Reuters reports on a new rule from the State Administration of Press, Publication, Radio, Film and Television (SAPPRFT), China’s main state media regulator, forbidding journalists and media organizations from publishing “critical” reports without approval from their Party work unit:
The State Administration of Press, Publication, Radio, Film and Television published the rule in a circular announcing a crackdown on false news and journalists who take bribes or extort money from their sources.
News agencies must crack down on corruption and journalists who break the law must be handed over to judicial authorities, the regulator said. Journalists who violate the rules will be stripped of their license to report.
Journalists are also forbidden from setting up their own websites, video sites or writing internal reports with critical content, it added. The regulator did not specify what constituted critical content or what particular subjects journalists can not criticise.
[…] News agencies must regularly solicit opinions from “the masses”, as well as propaganda authorities and other media regulators, including itself, it said.
[…] Media that violated the rules could be stripped of their licenses, it added. [Source]
No specifications were provided by SAPPRFT on what qualifies a report as “critical.” This new rule comes as the central government is steadily ramping up measures to control online and print media, including an ongoing rumor crackdown, an anti-vulgarity drive, and mandatory education in the “Marxist view of journalism” for reporters.
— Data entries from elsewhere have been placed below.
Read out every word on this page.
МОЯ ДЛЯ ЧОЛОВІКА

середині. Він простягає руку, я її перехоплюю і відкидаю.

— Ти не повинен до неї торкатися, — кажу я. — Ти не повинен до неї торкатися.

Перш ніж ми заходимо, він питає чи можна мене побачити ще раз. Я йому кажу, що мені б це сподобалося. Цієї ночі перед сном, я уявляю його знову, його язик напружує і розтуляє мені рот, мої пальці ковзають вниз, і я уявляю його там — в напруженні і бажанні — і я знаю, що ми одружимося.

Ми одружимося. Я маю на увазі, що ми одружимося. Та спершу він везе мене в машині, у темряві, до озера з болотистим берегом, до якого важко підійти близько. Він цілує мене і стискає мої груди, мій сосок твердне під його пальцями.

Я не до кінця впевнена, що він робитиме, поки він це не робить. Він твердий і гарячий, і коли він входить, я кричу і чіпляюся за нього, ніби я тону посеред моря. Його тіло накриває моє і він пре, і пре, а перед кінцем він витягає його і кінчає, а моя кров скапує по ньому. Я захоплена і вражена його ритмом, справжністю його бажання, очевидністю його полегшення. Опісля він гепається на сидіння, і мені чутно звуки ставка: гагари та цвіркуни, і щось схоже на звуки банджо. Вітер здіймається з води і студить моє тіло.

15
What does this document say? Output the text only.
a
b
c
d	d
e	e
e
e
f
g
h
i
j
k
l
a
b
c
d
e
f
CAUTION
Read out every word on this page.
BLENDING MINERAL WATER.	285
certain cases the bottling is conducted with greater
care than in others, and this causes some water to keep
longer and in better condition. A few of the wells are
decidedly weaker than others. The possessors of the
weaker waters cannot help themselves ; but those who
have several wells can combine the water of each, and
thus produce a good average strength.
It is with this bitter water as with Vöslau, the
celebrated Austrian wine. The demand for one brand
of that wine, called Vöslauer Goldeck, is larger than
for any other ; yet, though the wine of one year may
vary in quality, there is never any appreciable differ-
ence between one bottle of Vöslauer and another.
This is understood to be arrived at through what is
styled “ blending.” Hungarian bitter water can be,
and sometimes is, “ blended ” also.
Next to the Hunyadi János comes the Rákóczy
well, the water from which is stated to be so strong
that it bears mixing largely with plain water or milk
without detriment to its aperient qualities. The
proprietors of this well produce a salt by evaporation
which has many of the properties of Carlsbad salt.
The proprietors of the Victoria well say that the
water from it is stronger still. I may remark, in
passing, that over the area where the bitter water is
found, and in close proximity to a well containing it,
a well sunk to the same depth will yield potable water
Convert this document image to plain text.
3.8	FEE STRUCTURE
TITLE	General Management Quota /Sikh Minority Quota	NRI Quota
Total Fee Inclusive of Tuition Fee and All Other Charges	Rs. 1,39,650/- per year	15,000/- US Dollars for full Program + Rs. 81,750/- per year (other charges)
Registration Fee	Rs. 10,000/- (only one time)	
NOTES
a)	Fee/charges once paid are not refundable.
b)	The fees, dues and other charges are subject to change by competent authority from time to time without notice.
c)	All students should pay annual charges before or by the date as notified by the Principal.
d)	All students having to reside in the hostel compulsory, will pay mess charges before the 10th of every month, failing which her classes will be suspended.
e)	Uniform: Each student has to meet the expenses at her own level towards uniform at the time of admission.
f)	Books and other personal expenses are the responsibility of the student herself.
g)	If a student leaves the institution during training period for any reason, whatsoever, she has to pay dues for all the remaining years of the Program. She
China, infamous for exercising strict censorship over official outlets and encouraging self-censorhsip in the independent media, recently came in 173/180 on Reporters Without Borders World Press Freedom Index. While the government has long-held control over domestic media through directives issued by state censors, Beijing is becoming increasingly effective in using economic leverage to influence foreign media companies—see CDT coverage of Beijing’s expanding media influence in Hong Kong and Taiwan or Bloomberg’s decision to dampen coverage of ties between politics and money, for example.